Mad Men is Just not Very Good
Since I’ve spent the past two Sundays with Oprah I’ve been a little delayed with Mad Men. Mad Men is on Sunday nights right… or maybe Monday? I’ve also had Mondays with Oprah, which should never be confused with Tuesdays with Morrie.
In any event I finally watched the first two shows (which is three hours) of Mad Men and I was sort of like is that all? I felt really weird about not enjoying it and then reassured. I’m a realist, I know I don’t have the best taste in the world I didn’t give up on Castle easily and everyone knows that it’s a horrendous show.

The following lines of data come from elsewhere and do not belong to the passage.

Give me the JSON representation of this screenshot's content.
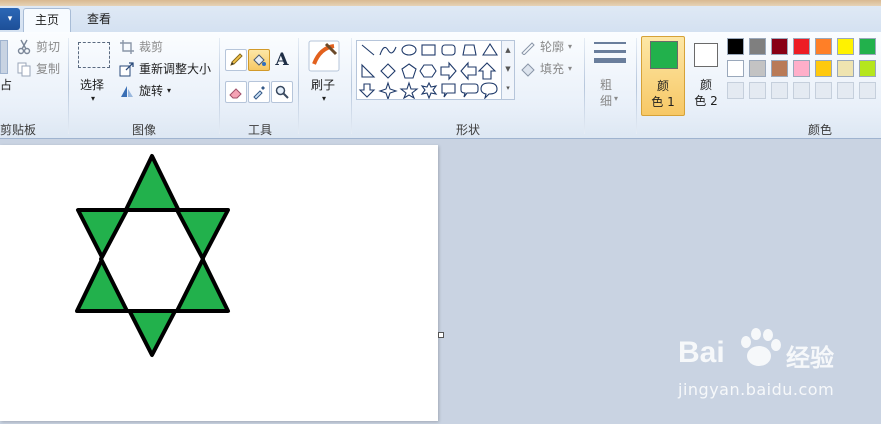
{
  "tabs": {
    "file_label": "▾",
    "home": "主页",
    "view": "查看"
  },
  "clipboard": {
    "paste_partial": "占",
    "cut": "剪切",
    "copy": "复制",
    "label": "剪贴板"
  },
  "image": {
    "select": "选择",
    "crop": "裁剪",
    "resize": "重新调整大小",
    "rotate": "旋转",
    "label": "图像"
  },
  "tools": {
    "label": "工具",
    "text_tool": "A"
  },
  "brush": {
    "label": "刷子"
  },
  "shapes": {
    "outline": "轮廓",
    "fill": "填充",
    "label": "形状"
  },
  "size": {
    "line1": "粗",
    "line2": "细"
  },
  "colors": {
    "color1_line1": "颜",
    "color1_line2": "色 1",
    "color2_line1": "颜",
    "color2_line2": "色 2",
    "label": "颜色",
    "color1": "#22b14c",
    "color2": "#ffffff",
    "palette_row1": [
      "#000000",
      "#7f7f7f",
      "#880015",
      "#ed1c24",
      "#ff7f27",
      "#fff200",
      "#22b14c"
    ],
    "palette_row2": [
      "#ffffff",
      "#c3c3c3",
      "#b97a57",
      "#ffaec9",
      "#ffc90e",
      "#efe4b0",
      "#b5e61d"
    ]
  },
  "canvas_drawing": {
    "fill": "#22b14c",
    "stroke": "#000000"
  },
  "watermark": {
    "brand": "Bai",
    "brand_cn": "经验",
    "url": "jingyan.baidu.com"
  }
}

Mad Men was sort of iconic. It was an amazing and jarring show set in the early 60’s with characters that were larger than life because we scarcely knew anyone who had worked in the late 50’s and early 60’s. It’s somewhat modern but also part of history that we are about to write however we want it. The clothes, the furniture and the lack of technology are all interesting, some of it is beautiful but most of it makes me want to scratch just looking at it.
That first season was also full of tension, will the world find out that Don Draper is a fraud? Will his wife leave him? Will Joanie ever have a real relationship? There were plots and subplots and characters that were interesting. Women were treated in ways that made us gasp, not because they were dismissed, but because they allowed it.
What the first seasons also had was amazing cinematography. It was slow, languid even with the camera not being part of the show. You weren’t feeling like you were watching TV so much as maybe a film or maybe even a TV show that was shot in the 50’s. One of the things that I enjoyed was that you could see ceilings. Watch network TV a little and see how many ceilings there are, and please, we don’t all live in lofts.
This year I noticed on the credits that Jon Hamm produced both episodes and directed Tea Leaves (the second episode). Mr. G says that sending your star in as a director is like having your pitcher bat 5th. I don’t really know what that means but I suspect that it’s an indication that Jon Hamm is just as bored with that show as I am.